Nodule size matching was important to the design of this challenge, although size matching certainly would be detrimental to other tasks. Cases with a clinically relevant distribution of nodule size (as well as other nodule characteristics) would be critical, for example, in efforts to develop a model to predict cancer likelihood; other information not provided in the LUNGx Challenge, such as smoking history, would also be essential to such a task, and a collection of cases obtained from more than just a single institution would be required. The purpose of the Challenge, however, was to use image-based nodule features (other than simply size alone) to differentiate benign from malignant nodules. It is standard practice in the CAD community to use “enriched” datasets with case distributions that do not follow clinical experience and datasets that have been intentionally matched between two groups of cases (e.g., benign cases and malignant cases or gene mutation carriers and nonmutation) for certain attributes such as patient age, patient gender, and lesion size. In effect, attribute matching allows a study to control for “easier” factors so that the study may focus on more complex aspects of the given task. The LUNGx Challenge dataset was both enriched (with respect to the proportion of benign and malignant nodules) and matched (with respect to nodule size between the benign and malignant nodules); neither of these points was disclosed to participants, otherwise this information could have been used to bias the performance of the computerized systems. It should again be noted that despite the subjective attempt to achieve size matching between the benign and malignant nodules, nodule size alone attained a level of nodule classification performance that was statistically better than random guessing.

The rules of a challenge and the expectations of participants must be clearly conveyed from the beginning, otherwise a wide variety of interpretations may be possible. For example, the 10 calibration scans were intended only to assist groups assess the compatibility of Challenge cases with their own algorithms; nevertheless, some groups attempted to use this intentionally small set of calibration scans for algorithm development and/or classifier training. As another example, despite the implicit assumption that the participating methods would be fully automated with no human involvement, some groups incorporated input extracted by local radiologists from the Challenge test scans, including manual nodule outlines, semantic labels that captured nodule characteristics, and nodule malignancy ratings; the first two of these radiologist inputs were subsequently determined by the organizers to be acceptable (although unexpected), while the method that used radiologist malignancy ratings was one of the withdrawn methods.

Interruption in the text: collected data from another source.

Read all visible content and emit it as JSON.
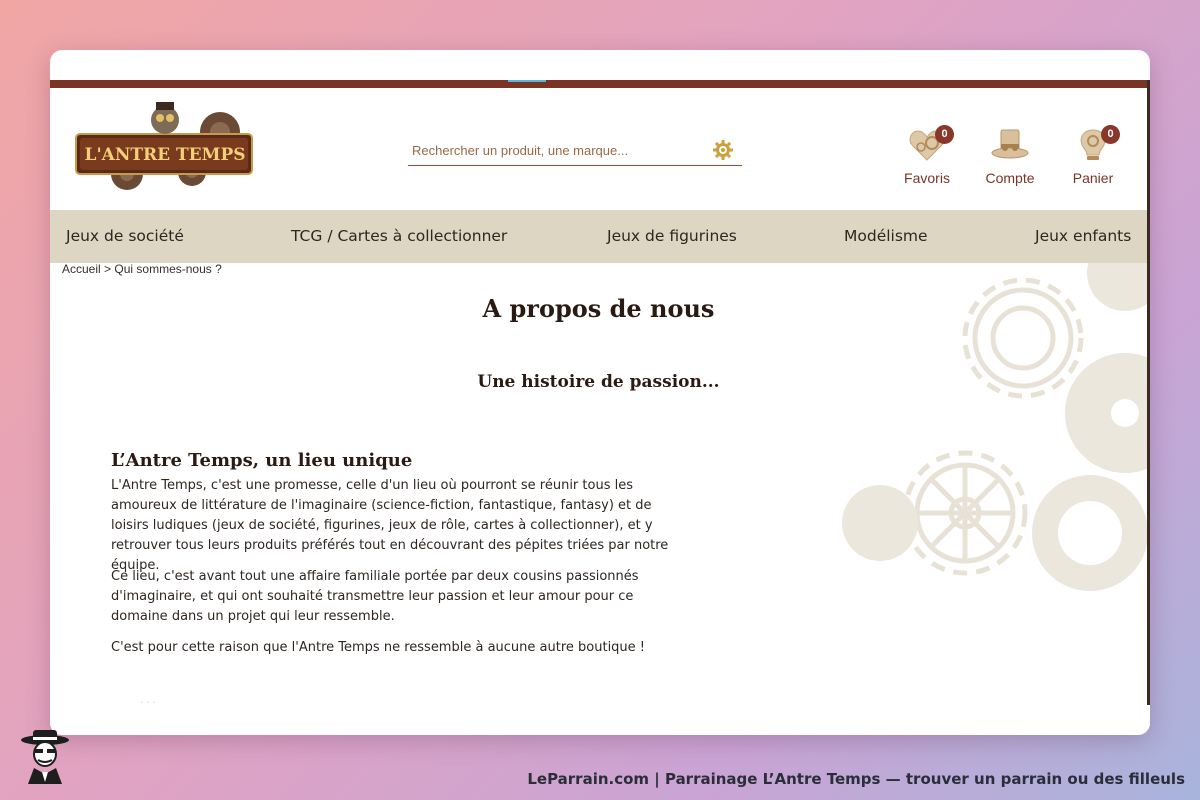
{
  "site": {
    "logo_text": "L'ANTRE TEMPS",
    "search": {
      "placeholder": "Rechercher un produit, une marque..."
    },
    "header_icons": [
      {
        "name": "favorites",
        "label": "Favoris",
        "badge": "0",
        "icon": "heart-gear-icon"
      },
      {
        "name": "account",
        "label": "Compte",
        "badge": null,
        "icon": "top-hat-icon"
      },
      {
        "name": "cart",
        "label": "Panier",
        "badge": "0",
        "icon": "lightbulb-gear-icon"
      }
    ],
    "nav": [
      "Jeux de société",
      "TCG / Cartes à collectionner",
      "Jeux de figurines",
      "Modélisme",
      "Jeux enfants"
    ],
    "breadcrumb": {
      "home": "Accueil",
      "separator": ">",
      "current": "Qui sommes-nous ?"
    }
  },
  "content": {
    "title": "A propos de nous",
    "subtitle": "Une histoire de passion...",
    "section_title": "L’Antre Temps, un lieu unique",
    "paragraphs": [
      "L'Antre Temps, c'est une promesse, celle d'un lieu où pourront se réunir tous les amoureux de littérature de l'imaginaire (science-fiction, fantastique, fantasy) et de loisirs ludiques (jeux de société, figurines, jeux de rôle, cartes à collectionner), et y retrouver tous leurs produits préférés tout en découvrant des pépites triées par notre équipe.",
      "Ce lieu, c'est avant tout une affaire familiale portée par deux cousins passionnés d'imaginaire, et qui ont souhaité transmettre leur passion et leur amour pour ce domaine dans un projet qui leur ressemble.",
      "C'est pour cette raison que l'Antre Temps ne ressemble à aucune autre boutique !"
    ]
  },
  "footer": {
    "caption": "LeParrain.com | Parrainage L’Antre Temps — trouver un parrain ou des filleuls"
  },
  "colors": {
    "accent": "#7a3426",
    "nav_bg": "#ddd6c2",
    "badge": "#8a3628",
    "text_dark": "#2a1a12"
  }
}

Case collection for challenges will almost always be a laborious task, and the more selective the criteria imposed on the desired cases or the more positioned the cases are for subsequent subset analyses, the greater this burden becomes. A challenge, for example, could benefit from the collection of cases that are uniquely complex for the designated radiologic task, but such cases are less common; often organizers must forego attempts to obtain targeted cases for a more practical collection of more routine cases from the clinical archives of one or multiple institutions. The LUNGx Challenge collected cases from a defined time period containing “confirmed” (a term with several possible definitions) malignant and benign lung nodules, with a subjective sense of size matching imposed as the only constraint; any attempts at subset analysis (e.g., performance evaluation based on malignant nodule histology) would have been statistically meaningless, since the cases were not collected to achieve sufficient numbers across possible relevant subsets (and case collection would have been much more time consuming to meet such a requirement).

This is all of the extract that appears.